One strength of the interactionist approach to schizophrenia is evidence supporting the role of both vulnerability and triggers. In a large-scale study, Tienari et al investigated the impact of both genetic vulnerability and psychological triggers. The study followed 19,000 Finnish children whose biological mothers had been diagnosed with schizophrenia. In adulthood, this high genetic risk group were compared to a control group of adoptees without a family history of schizophrenia, so a low genetic risk. Adoptive parents had been assessed for child-rearing style and it was found that high levels of criticism, hostility, and low levels of empathy were strongly associated with the development of schizophrenia, but only in the high genetic risk group. This shows that a combination of genetic vulnerability and family stress can lead to greatly increased risk of schizophrenia.

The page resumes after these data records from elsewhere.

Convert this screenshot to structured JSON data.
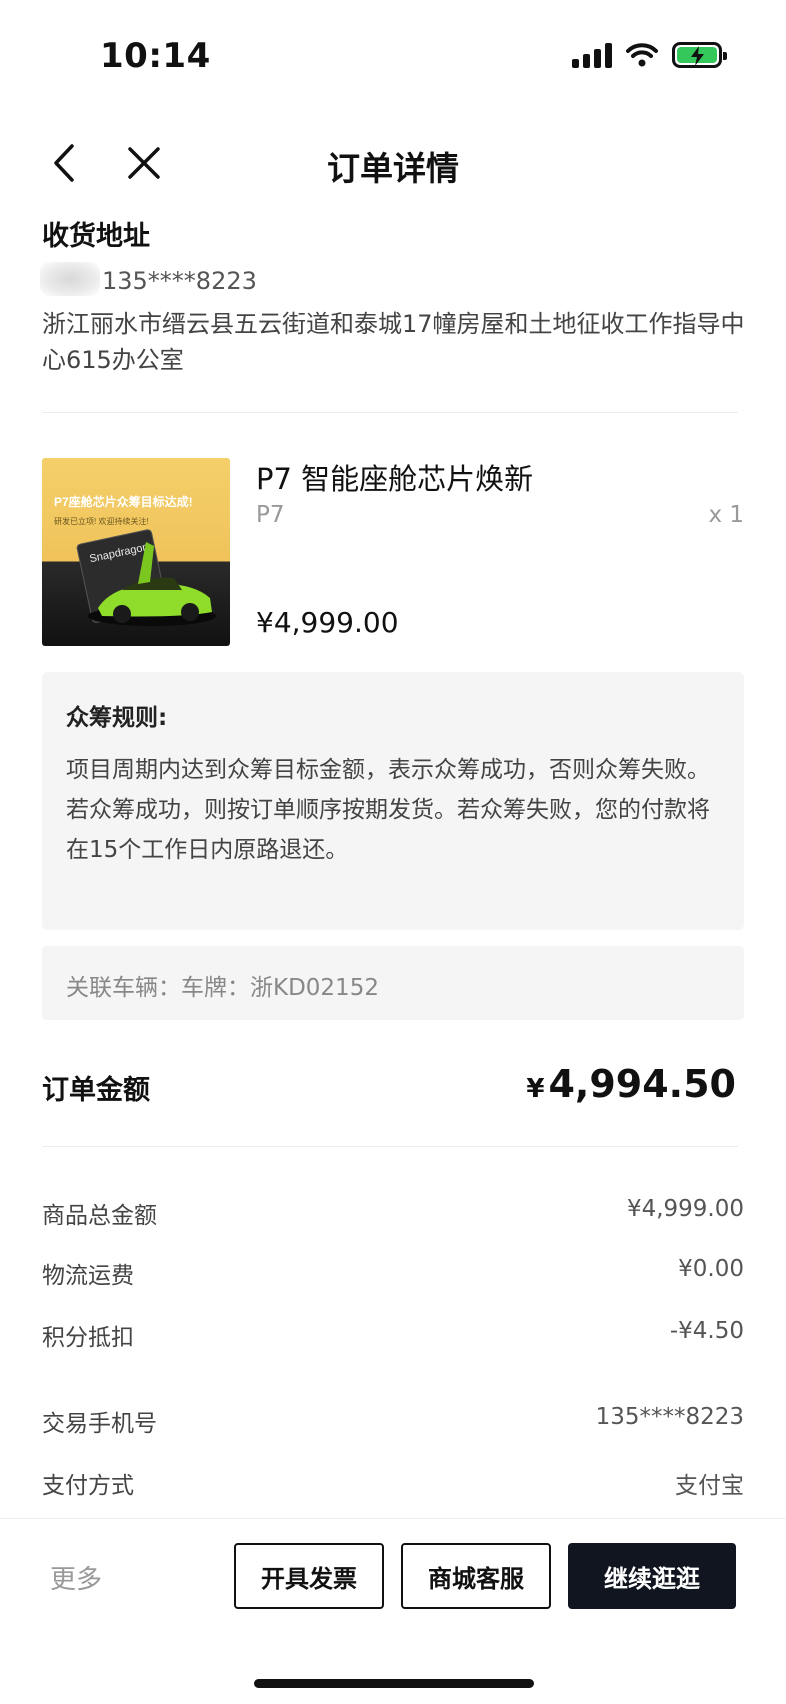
{
  "status_bar": {
    "time": "10:14",
    "icons": [
      "signal-icon",
      "wifi-icon",
      "battery-charging-icon"
    ],
    "battery_color": "#34c759"
  },
  "nav": {
    "title": "订单详情",
    "back_icon": "chevron-left-icon",
    "close_icon": "close-icon"
  },
  "address": {
    "heading": "收货地址",
    "phone": "135****8223",
    "detail": "浙江丽水市缙云县五云街道和泰城17幢房屋和土地征收工作指导中心615办公室"
  },
  "product": {
    "name": "P7 智能座舱芯片焕新",
    "variant": "P7",
    "quantity": "x 1",
    "price": "¥4,999.00",
    "image_banner": "P7座舱芯片众筹目标达成!",
    "image_sub": "研发已立项! 欢迎持续关注!",
    "image_brand": "Snapdragon"
  },
  "rules": {
    "title": "众筹规则:",
    "line1": "项目周期内达到众筹目标金额，表示众筹成功，否则众筹失败。",
    "line2": "若众筹成功，则按订单顺序按期发货。若众筹失败，您的付款将在15个工作日内原路退还。"
  },
  "vehicle": {
    "text": "关联车辆：车牌：浙KD02152"
  },
  "order_total": {
    "label": "订单金额",
    "currency": "¥",
    "amount": "4,994.50"
  },
  "details": [
    {
      "label": "商品总金额",
      "value": "¥4,999.00"
    },
    {
      "label": "物流运费",
      "value": "¥0.00"
    },
    {
      "label": "积分抵扣",
      "value": "-¥4.50"
    },
    {
      "label": "交易手机号",
      "value": "135****8223"
    },
    {
      "label": "支付方式",
      "value": "支付宝"
    }
  ],
  "bottom_bar": {
    "more": "更多",
    "invoice_button": "开具发票",
    "service_button": "商城客服",
    "continue_button": "继续逛逛",
    "dark_button_color": "#111520"
  }
}
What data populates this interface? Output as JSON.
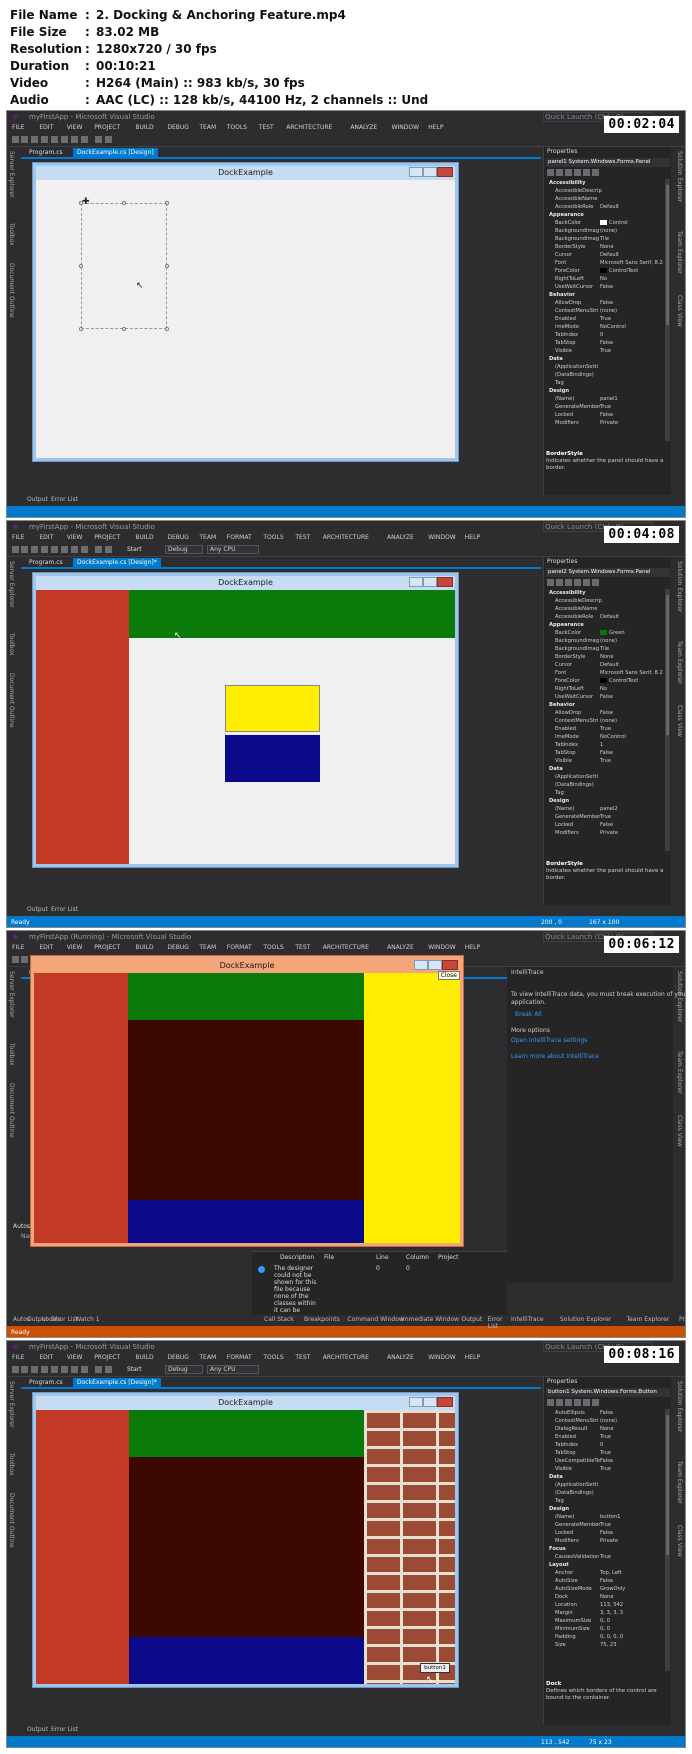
{
  "info": {
    "rows": [
      {
        "key": "File Name",
        "value": "2. Docking & Anchoring Feature.mp4"
      },
      {
        "key": "File Size",
        "value": "83.02 MB"
      },
      {
        "key": "Resolution",
        "value": "1280x720 / 30 fps"
      },
      {
        "key": "Duration",
        "value": "00:10:21"
      },
      {
        "key": "Video",
        "value": "H264 (Main) :: 983 kb/s, 30 fps"
      },
      {
        "key": "Audio",
        "value": "AAC (LC) :: 128 kb/s, 44100 Hz, 2 channels :: Und"
      }
    ],
    "separator": ":"
  },
  "vs": {
    "title": "myFirstApp - Microsoft Visual Studio",
    "title_running": "myFirstApp (Running) - Microsoft Visual Studio",
    "quick_launch": "Quick Launch (Ctrl+Q)",
    "menu_full": [
      "FILE",
      "EDIT",
      "VIEW",
      "PROJECT",
      "BUILD",
      "DEBUG",
      "TEAM",
      "FORMAT",
      "TOOLS",
      "TEST",
      "ARCHITECTURE",
      "ANALYZE",
      "WINDOW",
      "HELP"
    ],
    "menu_short": [
      "FILE",
      "EDIT",
      "VIEW",
      "PROJECT",
      "BUILD",
      "DEBUG",
      "TEAM",
      "TOOLS",
      "TEST",
      "ARCHITECTURE",
      "ANALYZE",
      "WINDOW",
      "HELP"
    ],
    "toolbar": {
      "start": "Start",
      "config": "Debug",
      "platform": "Any CPU"
    },
    "tabs": {
      "program": "Program.cs",
      "design": "DockExample.cs [Design]",
      "design_dirty": "DockExample.cs [Design]*"
    },
    "left_side": [
      "Server Explorer",
      "Toolbox",
      "Document Outline"
    ],
    "right_side": [
      "Solution Explorer",
      "Team Explorer",
      "Class View"
    ],
    "bottom_tabs": [
      "Output",
      "Error List"
    ],
    "status_ready": "Ready",
    "form_title": "DockExample",
    "props_title": "Properties"
  },
  "frames": [
    {
      "timestamp": "00:02:04",
      "props_object": "panel1  System.Windows.Forms.Panel",
      "status_pos": "",
      "status_size": ""
    },
    {
      "timestamp": "00:04:08",
      "props_object": "panel2  System.Windows.Forms.Panel",
      "status_pos": "200 , 0",
      "status_size": "167 x 100"
    },
    {
      "timestamp": "00:06:12",
      "close_tooltip": "Close",
      "intellitrace": {
        "title": "IntelliTrace",
        "line1": "To view IntelliTrace data, you must break execution of your",
        "line2": "application.",
        "break_all": "Break All",
        "more": "More options",
        "settings": "Open IntelliTrace settings",
        "learn": "Learn more about IntelliTrace"
      },
      "errors": {
        "cols": [
          "Description",
          "File",
          "Line",
          "Column",
          "Project"
        ],
        "desc": [
          "The designer",
          "could not be",
          "shown for this",
          "file because",
          "none of the",
          "classes within",
          "it can be"
        ],
        "line": "0",
        "column": "0"
      },
      "bottom_tabs_left": [
        "Autos",
        "Locals",
        "Watch 1"
      ],
      "bottom_tabs_mid": [
        "Call Stack",
        "Breakpoints",
        "Command Window",
        "Immediate Window",
        "Output",
        "Error List"
      ],
      "bottom_tabs_right": [
        "IntelliTrace",
        "Solution Explorer",
        "Team Explorer",
        "Properties"
      ],
      "autos": "Autos",
      "name_label": "Name",
      "status": "Ready"
    },
    {
      "timestamp": "00:08:16",
      "props_object": "button1  System.Windows.Forms.Button",
      "button_label": "button1",
      "status_pos": "113 , 542",
      "status_size": "75 x 23",
      "dock_desc_title": "Dock",
      "dock_desc": "Defines which borders of the control are bound to the container."
    }
  ],
  "props1": [
    {
      "cat": true,
      "n": "Accessibility"
    },
    {
      "n": "AccessibleDescrip",
      "v": ""
    },
    {
      "n": "AccessibleName",
      "v": ""
    },
    {
      "n": "AccessibleRole",
      "v": "Default"
    },
    {
      "cat": true,
      "n": "Appearance"
    },
    {
      "n": "BackColor",
      "v": "Control",
      "sw": "#ffffff"
    },
    {
      "n": "BackgroundImag",
      "v": "(none)"
    },
    {
      "n": "BackgroundImag",
      "v": "Tile"
    },
    {
      "n": "BorderStyle",
      "v": "None"
    },
    {
      "n": "Cursor",
      "v": "Default"
    },
    {
      "n": "Font",
      "v": "Microsoft Sans Serif, 8.2"
    },
    {
      "n": "ForeColor",
      "v": "ControlText",
      "sw": "#000000"
    },
    {
      "n": "RightToLeft",
      "v": "No"
    },
    {
      "n": "UseWaitCursor",
      "v": "False"
    },
    {
      "cat": true,
      "n": "Behavior"
    },
    {
      "n": "AllowDrop",
      "v": "False"
    },
    {
      "n": "ContextMenuStri",
      "v": "(none)"
    },
    {
      "n": "Enabled",
      "v": "True"
    },
    {
      "n": "ImeMode",
      "v": "NoControl"
    },
    {
      "n": "TabIndex",
      "v": "0"
    },
    {
      "n": "TabStop",
      "v": "False"
    },
    {
      "n": "Visible",
      "v": "True"
    },
    {
      "cat": true,
      "n": "Data"
    },
    {
      "n": "(ApplicationSetti",
      "v": ""
    },
    {
      "n": "(DataBindings)",
      "v": ""
    },
    {
      "n": "Tag",
      "v": ""
    },
    {
      "cat": true,
      "n": "Design"
    },
    {
      "n": "(Name)",
      "v": "panel1"
    },
    {
      "n": "GenerateMember",
      "v": "True"
    },
    {
      "n": "Locked",
      "v": "False"
    },
    {
      "n": "Modifiers",
      "v": "Private"
    }
  ],
  "props2": [
    {
      "cat": true,
      "n": "Accessibility"
    },
    {
      "n": "AccessibleDescrip",
      "v": ""
    },
    {
      "n": "AccessibleName",
      "v": ""
    },
    {
      "n": "AccessibleRole",
      "v": "Default"
    },
    {
      "cat": true,
      "n": "Appearance"
    },
    {
      "n": "BackColor",
      "v": "Green",
      "sw": "#007a00"
    },
    {
      "n": "BackgroundImag",
      "v": "(none)"
    },
    {
      "n": "BackgroundImag",
      "v": "Tile"
    },
    {
      "n": "BorderStyle",
      "v": "None"
    },
    {
      "n": "Cursor",
      "v": "Default"
    },
    {
      "n": "Font",
      "v": "Microsoft Sans Serif, 8.2"
    },
    {
      "n": "ForeColor",
      "v": "ControlText",
      "sw": "#000000"
    },
    {
      "n": "RightToLeft",
      "v": "No"
    },
    {
      "n": "UseWaitCursor",
      "v": "False"
    },
    {
      "cat": true,
      "n": "Behavior"
    },
    {
      "n": "AllowDrop",
      "v": "False"
    },
    {
      "n": "ContextMenuStri",
      "v": "(none)"
    },
    {
      "n": "Enabled",
      "v": "True"
    },
    {
      "n": "ImeMode",
      "v": "NoControl"
    },
    {
      "n": "TabIndex",
      "v": "1"
    },
    {
      "n": "TabStop",
      "v": "False"
    },
    {
      "n": "Visible",
      "v": "True"
    },
    {
      "cat": true,
      "n": "Data"
    },
    {
      "n": "(ApplicationSetti",
      "v": ""
    },
    {
      "n": "(DataBindings)",
      "v": ""
    },
    {
      "n": "Tag",
      "v": ""
    },
    {
      "cat": true,
      "n": "Design"
    },
    {
      "n": "(Name)",
      "v": "panel2"
    },
    {
      "n": "GenerateMember",
      "v": "True"
    },
    {
      "n": "Locked",
      "v": "False"
    },
    {
      "n": "Modifiers",
      "v": "Private"
    }
  ],
  "props4": [
    {
      "n": "AutoEllipsis",
      "v": "False"
    },
    {
      "n": "ContextMenuStri",
      "v": "(none)"
    },
    {
      "n": "DialogResult",
      "v": "None"
    },
    {
      "n": "Enabled",
      "v": "True"
    },
    {
      "n": "TabIndex",
      "v": "0"
    },
    {
      "n": "TabStop",
      "v": "True"
    },
    {
      "n": "UseCompatibleTe",
      "v": "False"
    },
    {
      "n": "Visible",
      "v": "True"
    },
    {
      "cat": true,
      "n": "Data"
    },
    {
      "n": "(ApplicationSetti",
      "v": ""
    },
    {
      "n": "(DataBindings)",
      "v": ""
    },
    {
      "n": "Tag",
      "v": ""
    },
    {
      "cat": true,
      "n": "Design"
    },
    {
      "n": "(Name)",
      "v": "button1"
    },
    {
      "n": "GenerateMember",
      "v": "True"
    },
    {
      "n": "Locked",
      "v": "False"
    },
    {
      "n": "Modifiers",
      "v": "Private"
    },
    {
      "cat": true,
      "n": "Focus"
    },
    {
      "n": "CausesValidation",
      "v": "True"
    },
    {
      "cat": true,
      "n": "Layout"
    },
    {
      "n": "Anchor",
      "v": "Top, Left"
    },
    {
      "n": "AutoSize",
      "v": "False"
    },
    {
      "n": "AutoSizeMode",
      "v": "GrowOnly"
    },
    {
      "n": "Dock",
      "v": "None"
    },
    {
      "n": "Location",
      "v": "113, 542"
    },
    {
      "n": "Margin",
      "v": "3, 3, 3, 3"
    },
    {
      "n": "MaximumSize",
      "v": "0, 0"
    },
    {
      "n": "MinimumSize",
      "v": "0, 0"
    },
    {
      "n": "Padding",
      "v": "0, 0, 0, 0"
    },
    {
      "n": "Size",
      "v": "75, 23"
    }
  ],
  "props_desc1": {
    "title": "BorderStyle",
    "text": "Indicates whether the panel should have a border."
  },
  "props_desc2": {
    "title": "BorderStyle",
    "text": "Indicates whether the panel should have a border."
  },
  "colors": {
    "vs_bg": "#2d2d30",
    "accent": "#007acc",
    "red_panel": "#c23a26",
    "green_panel": "#0a7a0a",
    "yellow_panel": "#ffee00",
    "navy_panel": "#0a0a8a",
    "maroon_panel": "#3d0800",
    "orange_status": "#ca5100"
  }
}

A further strength of the interactionist approach is in the combination of biological and psychological treatments. A practical application of acknowledging biological and psychological factors in schizophrenia has been a combination of drug treatment and psychological therapies. Studies show that combining treatments enhances their effectiveness. For example, Tarrier et al randomly allocated 315 participants to medication plus CBT, medication plus counselling, or a control group which is medication only. Participants in the two combination groups showed lower symptoms following the trial than in the medication only group. There was no difference in hospital admission. This means there is a clear practical advantage to adopting an interactionist approach to schizophrenia in terms of superior treatment outcomes. However, Jarvis and Okami point out that saying that a successful treatment for mental disorder justifies a particular explanation is the logical equivalent of saying that because alcohol reduce shyness, shyness is caused by lack of alcohol. This logical error is called the treatment-causation fallacy. Therefore, we cannot automatically assume that the success of combined therapies means interactionist explanations are correct.

A limitation of the original diathesis stress model is oversimplicity. It is now clear that the original model that portray diathesis as a single schizogene and portrayed stress as schizophrenic parenting is hopelessly simplistic. Multiple genes in multiple combinations influence diathesis. Stress also comes in many forms, including but not limited to dysfunctional parenting. In fact, diathesis can also be influenced by psychological factors and stress can be biological as well as psychological. This is shown in the study by Houston et al, in which childhood sexual abuse emerged as the major influence on underlying vulnerability to schizophrenia and cannabis use as the major trigger. This means that there are multiple factors, both biological and psychological, affecting both diathesis and stress, supporting the modern understanding of both diathesis and stress.

It is possible that stressors earlier in life can also influence how people respond to later stressful events, and increase their susceptibility to the disorder. Maladaptive methods of coping with stress in childhood and throughout development means that the individual fails to develop effective coping skills, which in turn compromises their resilience and increases vulnerability. This may make life generally more stressful for the individual and so trigger schizophrenia. Therefore, it is extremely difficult to determine the cause of stress which may negatively impact the effectiveness of treatment.